The quite convincing evidence that Long was behind the Zayed Salloum hoax was gathered by a person using the pseudonym Lucy Lips at the Harry's Place site and published in September 2009. Let's look at the background and evidence:

The story starts with Human Right’s Watch’s Director of LGBT affairs, Scott Long. Long has two obsessions – two “nemeses” – OutRage! campaigner Peter Tatchell and Russian gay activist Nicolai Alekseyev. ...  Long has spent an inordinate amount of time and effort feuding with these two activists in the gay press and on various listservs and discussion groups. ... His modus operandi, in a nutshell, consists of cheap and groundless accusations of racism, colonialism and Islamophobia.

These are the familiar slurs of the far Left activist. They work best when the person deploying them is not, as Long is, a white, male Westerner.

So, when Long criticised Tatchell’s campaigning around the execution of gays in Iran, it was really convenient when an Middle Eastern activist by the name of Zayed Salloum entered the debate and supported Long’s attacks on Tatchell.

[Salloum was a fierce defender of Long's views] ... Trouble was, no one had ever heard of “Zayed Salloum” and, soon after the debate had moved on, he disappeared into obscurity, never to be heard of again. Google him and you’ll see what I mean.

But it gets even curiouser. Salloum, always posted as if he had no real contact with Long or direct knowledge of Human Rights Watch. One day he slipped up. He posted to a Yahoo Discussion Group from an IP address inside the Human Rights Watch building in New York! ...

Was Zayed Salloum a real person? Was he Scott Long’s sock puppet, or simply another person working at Human Rights Watch who happened to have the same perspectives on politics and same antipathy to Peter Tatchell as Scott Long? It has to be one or the other. ...

As far as I know, HRW has never publicly addressed these matters and even with Long no longer employed there, the suspicions still haunt the LGBT division of this human rights organization.

On June 7, Long, who is now associated with the human rights program at Harvard University, shared this message on the Euro-Queer listserv:

In light of [Amina kidnap] story, I've a question that I'd like to pose publicly. Is it true that the editor of the generally pro-Israel site "Gay Middle East" has been urging people not to act in protest against Amina Abdallah's arrest, because he disapproves of her politics? Is he prepared to disavow his emails to that effect? Or is he prepared to acknowledge that basic human rights are for everyone--and carry no exceptions for one's political perspectives on Palestine, as they carry no exceptions for sexual orientation?

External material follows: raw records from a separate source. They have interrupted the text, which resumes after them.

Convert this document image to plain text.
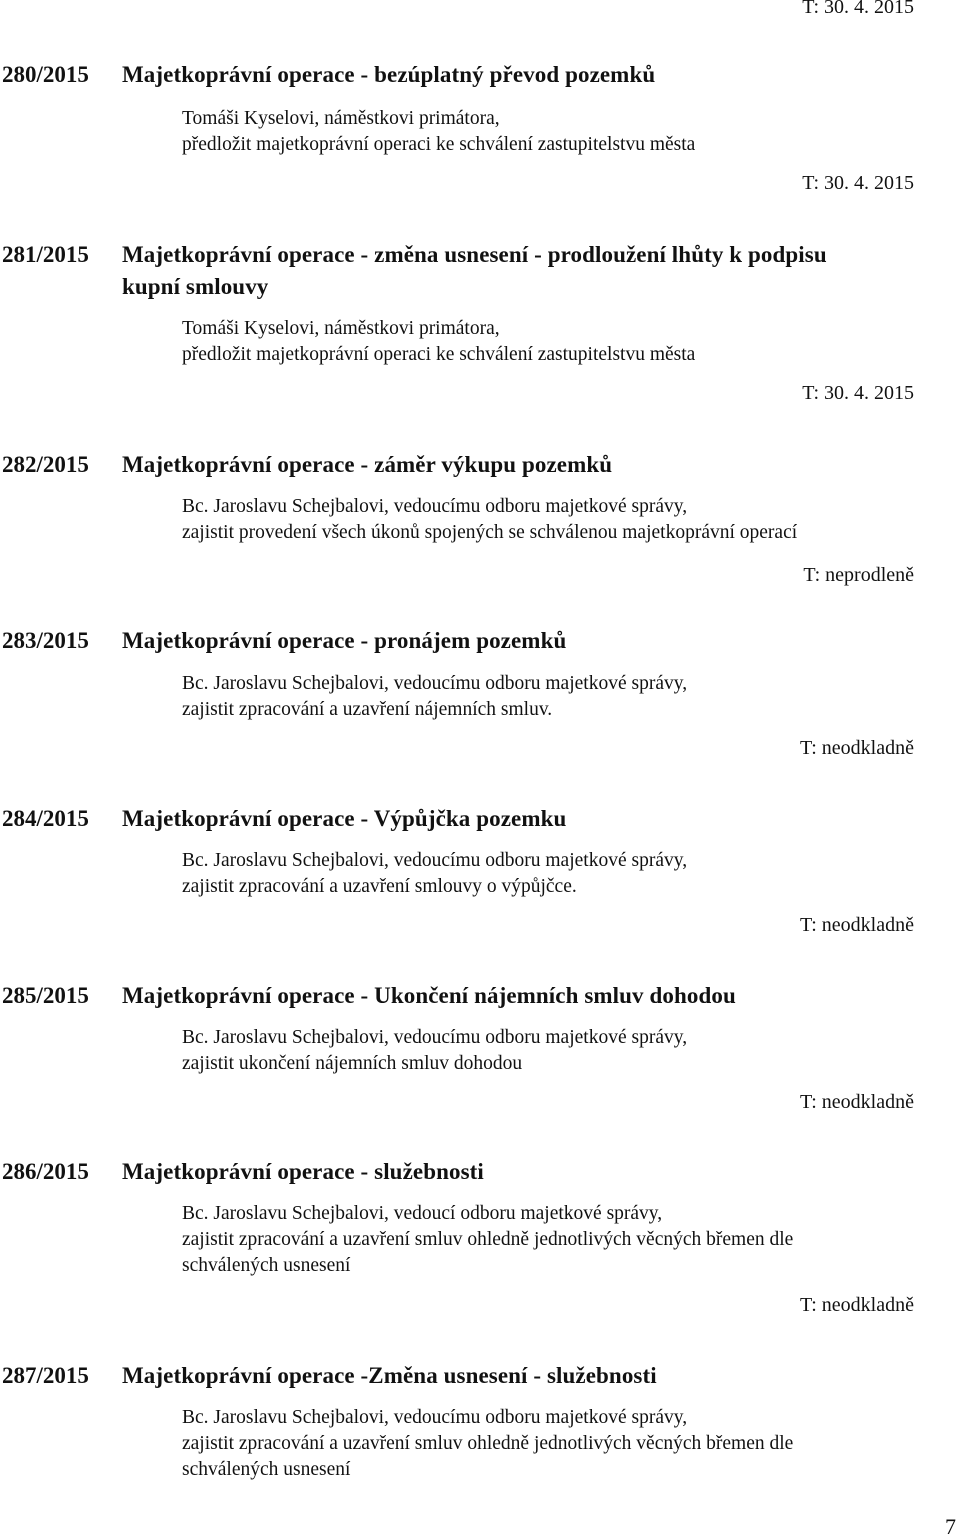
T: 30. 4. 2015
280/2015 Majetkoprávní operace - bezúplatný převod pozemků
Tomáši Kyselovi, náměstkovi primátora,
předložit majetkoprávní operaci ke schválení zastupitelstvu města
T: 30. 4. 2015
281/2015 Majetkoprávní operace - změna usnesení - prodloužení lhůty k podpisu
kupní smlouvy
Tomáši Kyselovi, náměstkovi primátora,
předložit majetkoprávní operaci ke schválení zastupitelstvu města
T: 30. 4. 2015
282/2015 Majetkoprávní operace - záměr výkupu pozemků
Bc. Jaroslavu Schejbalovi, vedoucímu odboru majetkové správy,
zajistit provedení všech úkonů spojených se schválenou majetkoprávní operací
T: neprodleně
283/2015 Majetkoprávní operace - pronájem pozemků
Bc. Jaroslavu Schejbalovi, vedoucímu odboru majetkové správy,
zajistit zpracování a uzavření nájemních smluv.
T: neodkladně
284/2015 Majetkoprávní operace - Výpůjčka pozemku
Bc. Jaroslavu Schejbalovi, vedoucímu odboru majetkové správy,
zajistit zpracování a uzavření smlouvy o výpůjčce.
T: neodkladně
285/2015 Majetkoprávní operace - Ukončení nájemních smluv dohodou
Bc. Jaroslavu Schejbalovi, vedoucímu odboru majetkové správy,
zajistit ukončení nájemních smluv dohodou
T: neodkladně
286/2015 Majetkoprávní operace - služebnosti
Bc. Jaroslavu Schejbalovi, vedoucí odboru majetkové správy,
zajistit zpracování a uzavření smluv ohledně jednotlivých věcných břemen dle
schválených usnesení
T: neodkladně
287/2015 Majetkoprávní operace -Změna usnesení - služebnosti
Bc. Jaroslavu Schejbalovi, vedoucímu odboru majetkové správy,
zajistit zpracování a uzavření smluv ohledně jednotlivých věcných břemen dle
schválených usnesení
7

Like many friends of Amina in and beyond the region, I'll await a reply.

Long clearly had no skepticism about Amina being a sockpuppet and was more concerned with the alleged pro-Israel biases of the editor, and believed himself a friend of the non-existent person. Here is part of the reply from Dan Littauer of the Gay Middle East site:

I, as editor of GME, never wrote the things that Scott Long alleges. As these accusations first appeared on the Twitter feed of the Meem group of Lebanon, I am presuming that this is where what he wrote originated from.

In private message exchanges with Sara, an Arab lesbian, I was asked why GME had not yet published an article about the kidnap of Amina. I responded that GME has not yet published an article as we are trying to independently verify the story with our Syrian Editor and with the help of Amina’s girlfriend. This is standard journalistic procedure and I note that some media reporting yesterday about Amina made clear that reports are unverified. ...

The matter of verification was of no concern to Long. We should all be grateful to the folks at Gay Middle East for possessing strong skepticism about Amina Araf and attempting to source the claims of her kidnapping.

I am not suggesting that Long had anything to do with MacMaster and his sockpuppet, but instead I wish to bring attention to the many similarities between Long and MacMaster, and Zayed Salloum and Amina Araf.

At least McMaster has owned up to his deceit. The same cannot be said of Long.